Keltische thema’s komen ook voorbij in een van de leukste SF-series die ik de laatste jaren heb gelezen en wel de ‘January Dancer’-serie van Michael Flynn. Ik vond zijn boek ‘Eifelheim’ ook verrassend. Hierin stort een buitenaards ruimteschip neer in de middeleeuwen en moet een monnik zoeken naar manieren om met andere levensvormen om te gaan. ‘The January Dancer’ is een echte space opera, vol andere werelden, gedeeltes van de ruimte waarin mensen sneller dan het licht kunnen reizen, een koude oorlog met een beschaving aan de andere kant van de spiraalarm en een op de vlucht geslagen bevolking van de oude aarde, die op andere werelden in ghetto’s leeft. Een bard is op zoek naar inspiratie voor een episch lied, en probeert daarom aan de met littekens getooide man Donovan het verhaal te ontlokken van het mysterieuze object dat kapitein January op een afgelegen planeet had gevonden. Ze weet echter niet dat ze zelf in dat mysterie betrokken zal raken en uiteindelijk zal doordringen tot het hart van de vijandige beschaving, waar de schaduwen heersen. Fantastische details in de beschrijving van de toekomst (de vluchtelingen van de Aarde verlangen terug naar koriander, wat de exodus niet heeft overleefd), een originele episodische opbouw, en sympathieke karakters (Donovan draagt alternatieve persoonlijkheden met zich mee, een straf die hem is opgelegd door de schaduwen). Ik heb ervan gesmuld. Alleen het derde deel van de vier vond ik een beetje tegenvallen. Maar deel vier maakte veel goed. Ik ga de serie zeker binnenkort herlezen.

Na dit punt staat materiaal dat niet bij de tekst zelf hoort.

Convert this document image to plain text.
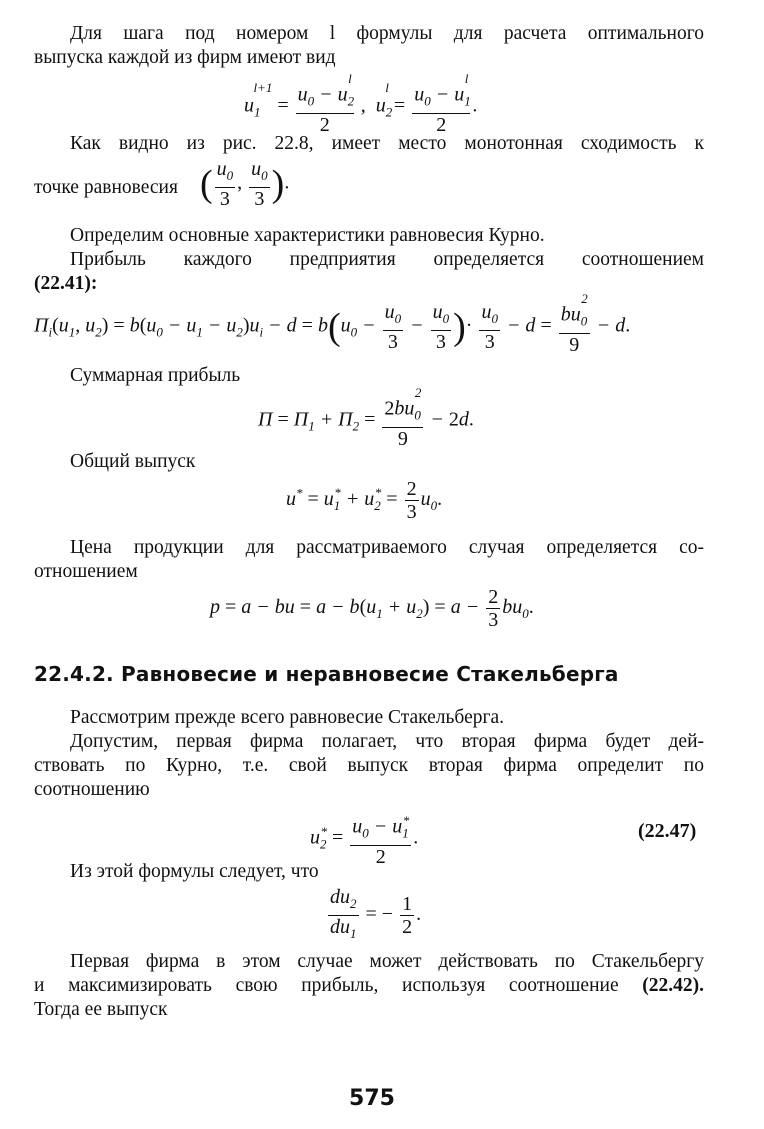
Для шага под номером l формулы для расчета оптимального
выпуска каждой из фирм имеют вид
$u_1^{l+1} = \frac{u_0 - u_2^l}{2}$ ,  $u_2^l = \frac{u_0 - u_1^l}{2}$ .
Как видно из рис. 22.8, имеет место монотонная сходимость к
точке равновесия ( $\frac{u_0}{3}$ , $\frac{u_0}{3}$ ).
Определим основные характеристики равновесия Курно.
Прибыль каждого предприятия определяется соотношением
(22.41):
$П_i(u_1$, $u_2) = b(u_0 - u_1 - u_2)u_i - d = b(u_0 - \frac{u_0}{3} - \frac{u_0}{3}$ )· $\frac{u_0}{3} - d = \frac{bu_0^2}{9} - d$.
Суммарная прибыль
$П = П_1 + П_2 = \frac{2bu_0^2}{9} - 2d$.
Общий выпуск
$u^* = u_1^* + u_2^* = \frac{2}{3} u_0$.
Цена продукции для рассматриваемого случая определяется со-
отношением
p = a − bu = $a - b(u_1 + u_2) = a - \frac{2}{3} bu_0$.
22.4.2. Равновесие и неравновесие Стакельберга
Рассмотрим прежде всего равновесие Стакельберга.
Допустим, первая фирма полагает, что вторая фирма будет дей-
ствовать по Курно, т.е. свой выпуск вторая фирма определит по
соотношению
$u_2^* = \frac{u_0 - u_1^*}{2}$ .	(22.47)
Из этой формулы следует, что
$\frac{du_2}{du_1}$ = − $\frac{1}{2}$ .
Первая фирма в этом случае может действовать по Стакельбергу
и максимизировать свою прибыль, используя соотношение (22.42).
Тогда ее выпуск
575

Uit deze blog wordt waarschijnlijk al snel duidelijk dat ik een groot SF-liefhebber ben. Een van de eerste SF-schrijvers die ik ontdekte, en een van wie ik nog steeds groot fan ben, is Isaac Asimov. ‘Een robot droomt’ is een verzameling van zijn beste verhalen. Mooi detail: ze zijn geïllustreerd door Ralph McQuarry, op wiens ontwerpen de wereld van Star Wars is gebaseerd. In zijn robottekeningen zijn dan ook wel reflecties van C3-PO terug te zien. Asimov schrijft in een heldere stijl, niet onnodig opgesierd, geen afleidende taalspelletjes. Het gaat hem om het verhaal zelf, het plot en de ontknoping. Hij was bovendien natuurwetenschapper (chemicus) en geïnteresseerd in grote vraagstukken over het ontstaan en het einde van het heelal. Dat maakt zijn verhalen tot het beste wat het genre te bieden heeft. Bijna allemaal zijn ze verrassend, met een slot dat je naar adem doet happen, van zijn robotverhalen (met de bekende drie wetten van de robotica), tot zijn verhalen ‘De laatste vraag’ en ‘Het laatste antwoord’ die het leven na de dood en het voortbestaan van het heelal onder de loep leggen. Vaak zit er ook een opvallend menselijk element in. Niet dat in zijn verhalen de karaktertekening centraal staat. Het zijn duidelijk ideeënverhalen, die je achterlaten met een gevoel van verwondering. Dat is wat SF-verhalen mijns inziens moeten doen! Toen een vriend van me zei dat mijn korte verhalen in ‘Conquistador’ (verschijnt mei dit jaar) zo goed waren als die van Asimov, vond ik dat hij overdreef, maar het was wel het beste compliment dat ik me kon wensen!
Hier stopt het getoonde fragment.